Change 317095 had a related patch set uploaded (by Mholloway):
[Demo] Filter most-read pages with <10% or >90% of total views on desktop

https://gerrit.wikimedia.org/r/317095

@JMinor I took a stab at incorporating your heuristic into the most-read endpoint with the patch above and it seems to work pretty well. It actually does the filtering on the fly so there's no need to maintain a blacklist.

This is (in principle) a request that only needs to run once per language per day and then get stored in RESTBase, and anyway came out less computationally complex than I was afraid it might be, so I'm not so worried about melting down the servers after all.

I used 90/10 as the cutoff since it knocks out AMGTV and 95/5 didn't. ;)

^ This is pretty neat

@Jdlrobson pointed out an interesting alternative approach on https://gerrit.wikimedia.org/r/#/c/317095/, namely, sorting by day-over-day changes. It is an interesting approach and probably better reflects the idea of "trending" than just taking yesterday's top-viewed articles and applying some filters, but doing that would represent a substantial change to what the card represents so I'm mentioning it here for product-related discussion.

Took a quick look at the results and this seems like a good first cut.

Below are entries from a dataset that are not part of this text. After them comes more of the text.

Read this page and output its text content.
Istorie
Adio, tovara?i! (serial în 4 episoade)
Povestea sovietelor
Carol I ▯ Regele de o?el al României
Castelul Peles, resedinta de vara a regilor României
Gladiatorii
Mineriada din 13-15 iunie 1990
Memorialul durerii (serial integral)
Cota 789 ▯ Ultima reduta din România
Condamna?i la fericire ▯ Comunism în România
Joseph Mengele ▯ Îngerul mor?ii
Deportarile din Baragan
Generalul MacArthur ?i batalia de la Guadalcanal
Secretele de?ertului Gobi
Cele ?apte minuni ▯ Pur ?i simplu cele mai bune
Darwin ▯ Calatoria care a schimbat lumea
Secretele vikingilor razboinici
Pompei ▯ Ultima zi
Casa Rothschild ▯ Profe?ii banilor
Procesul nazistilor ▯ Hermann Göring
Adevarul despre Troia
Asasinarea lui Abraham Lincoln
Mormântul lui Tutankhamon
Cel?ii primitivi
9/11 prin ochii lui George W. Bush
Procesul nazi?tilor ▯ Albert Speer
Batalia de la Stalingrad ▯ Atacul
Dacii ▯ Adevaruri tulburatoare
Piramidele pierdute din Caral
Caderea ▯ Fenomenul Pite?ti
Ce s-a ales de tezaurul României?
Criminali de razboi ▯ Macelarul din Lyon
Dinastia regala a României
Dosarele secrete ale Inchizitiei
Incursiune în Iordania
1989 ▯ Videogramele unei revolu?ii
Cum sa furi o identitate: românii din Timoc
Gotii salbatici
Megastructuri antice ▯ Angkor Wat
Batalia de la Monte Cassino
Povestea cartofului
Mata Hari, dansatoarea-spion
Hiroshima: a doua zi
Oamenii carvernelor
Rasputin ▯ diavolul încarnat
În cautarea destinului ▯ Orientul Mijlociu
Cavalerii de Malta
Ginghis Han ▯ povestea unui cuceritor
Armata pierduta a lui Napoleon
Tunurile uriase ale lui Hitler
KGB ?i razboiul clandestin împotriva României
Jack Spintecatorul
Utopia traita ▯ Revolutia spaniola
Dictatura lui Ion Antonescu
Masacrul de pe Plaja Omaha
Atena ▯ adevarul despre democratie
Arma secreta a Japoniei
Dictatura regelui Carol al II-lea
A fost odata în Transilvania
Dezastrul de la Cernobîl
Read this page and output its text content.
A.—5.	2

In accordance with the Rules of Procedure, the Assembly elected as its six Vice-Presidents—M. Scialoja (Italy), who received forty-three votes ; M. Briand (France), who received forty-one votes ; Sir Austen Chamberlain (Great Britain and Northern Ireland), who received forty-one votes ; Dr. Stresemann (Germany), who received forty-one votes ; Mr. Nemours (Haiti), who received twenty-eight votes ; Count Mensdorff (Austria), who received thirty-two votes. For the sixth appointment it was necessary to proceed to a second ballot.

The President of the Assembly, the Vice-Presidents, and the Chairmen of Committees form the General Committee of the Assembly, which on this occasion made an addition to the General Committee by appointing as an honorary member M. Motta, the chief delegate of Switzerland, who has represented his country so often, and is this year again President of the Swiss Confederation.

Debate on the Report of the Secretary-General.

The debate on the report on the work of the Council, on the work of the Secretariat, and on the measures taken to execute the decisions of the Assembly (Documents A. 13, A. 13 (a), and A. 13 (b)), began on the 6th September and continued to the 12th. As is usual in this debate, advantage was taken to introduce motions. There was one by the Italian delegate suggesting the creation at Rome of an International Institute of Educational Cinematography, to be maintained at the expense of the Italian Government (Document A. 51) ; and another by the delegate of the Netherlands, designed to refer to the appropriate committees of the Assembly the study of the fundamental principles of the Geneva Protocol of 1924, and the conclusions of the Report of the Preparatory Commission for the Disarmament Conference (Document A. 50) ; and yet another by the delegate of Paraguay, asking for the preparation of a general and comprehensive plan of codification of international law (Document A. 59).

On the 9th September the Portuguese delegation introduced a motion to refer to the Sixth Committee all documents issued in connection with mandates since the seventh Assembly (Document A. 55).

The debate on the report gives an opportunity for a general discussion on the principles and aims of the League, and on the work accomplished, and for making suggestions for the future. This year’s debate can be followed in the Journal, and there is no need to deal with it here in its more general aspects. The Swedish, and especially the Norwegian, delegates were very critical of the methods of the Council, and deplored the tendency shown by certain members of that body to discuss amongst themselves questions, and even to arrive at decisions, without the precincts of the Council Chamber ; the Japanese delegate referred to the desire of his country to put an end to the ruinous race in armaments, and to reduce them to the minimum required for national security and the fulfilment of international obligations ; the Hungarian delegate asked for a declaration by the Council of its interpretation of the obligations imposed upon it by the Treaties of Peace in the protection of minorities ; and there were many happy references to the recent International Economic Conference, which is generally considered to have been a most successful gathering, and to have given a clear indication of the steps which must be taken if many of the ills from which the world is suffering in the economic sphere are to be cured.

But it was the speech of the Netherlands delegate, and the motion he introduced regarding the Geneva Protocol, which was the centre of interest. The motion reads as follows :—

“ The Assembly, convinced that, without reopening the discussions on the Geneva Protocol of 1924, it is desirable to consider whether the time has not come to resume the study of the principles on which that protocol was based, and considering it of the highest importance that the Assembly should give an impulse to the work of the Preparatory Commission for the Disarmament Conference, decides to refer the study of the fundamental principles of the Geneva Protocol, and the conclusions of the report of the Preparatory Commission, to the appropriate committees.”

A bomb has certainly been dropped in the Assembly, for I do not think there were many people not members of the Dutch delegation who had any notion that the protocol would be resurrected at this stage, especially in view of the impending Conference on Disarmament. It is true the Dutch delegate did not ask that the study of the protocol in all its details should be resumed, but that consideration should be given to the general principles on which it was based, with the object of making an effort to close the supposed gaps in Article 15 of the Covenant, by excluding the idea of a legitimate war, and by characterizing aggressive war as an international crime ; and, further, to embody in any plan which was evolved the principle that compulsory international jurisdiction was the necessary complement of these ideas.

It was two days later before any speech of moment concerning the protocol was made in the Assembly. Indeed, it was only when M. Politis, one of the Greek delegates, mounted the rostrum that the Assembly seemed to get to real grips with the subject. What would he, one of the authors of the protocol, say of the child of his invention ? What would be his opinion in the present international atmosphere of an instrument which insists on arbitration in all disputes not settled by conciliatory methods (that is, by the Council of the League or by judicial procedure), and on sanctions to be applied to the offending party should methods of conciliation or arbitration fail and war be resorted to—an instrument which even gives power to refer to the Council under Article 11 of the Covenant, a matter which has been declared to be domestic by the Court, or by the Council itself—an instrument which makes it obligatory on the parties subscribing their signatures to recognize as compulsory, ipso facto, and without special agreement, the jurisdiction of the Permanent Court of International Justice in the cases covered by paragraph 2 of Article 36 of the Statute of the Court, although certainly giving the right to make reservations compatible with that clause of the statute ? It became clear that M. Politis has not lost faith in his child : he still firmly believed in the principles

While @Jdlrobson is spot on that it would be better to look at velocity (of reads or edits) to support trending endpoint, this is not a trending endpoint, its just a ranked list of top read pages. I fully support implementing and testing a trending system based more on velocity, which would likely be less affected by these types of pageview bots, but as you said @Mholloway thats a discussion for another ticket.

@Mholloway what are you thinking about this patch? Is it viable - or do we want to still rely on the hand curated system for now?

Personally I think this is a much better way, just want to see if its ok for us to move forward and deploy.

I'm all for it if someone is willing to give it a +2!

I'll follow up with a separate patch removing the blacklist, either now or maybe once the new algorithm is validated if people are feeling cautious.

Change 317095 merged by jenkins-bot:
Filter most-read pages with <10% or >90% of total views on desktop

https://gerrit.wikimedia.org/r/317095

Mholloway closed this task as Resolved.Nov 3 2016, 8:56 PM
Mholloway claimed this task.
bearND added a subscriber: bearND.Nov 7 2016, 9:42 PM

deploy/2016-11-07/f276982

Nuria added a comment.Sep 3 2018, 11:41 PM

Picking this up again and actually i take back my earlier comment, the "eqaually-spread-views-on-mobile-and-desktop" seems a good basic heuristic.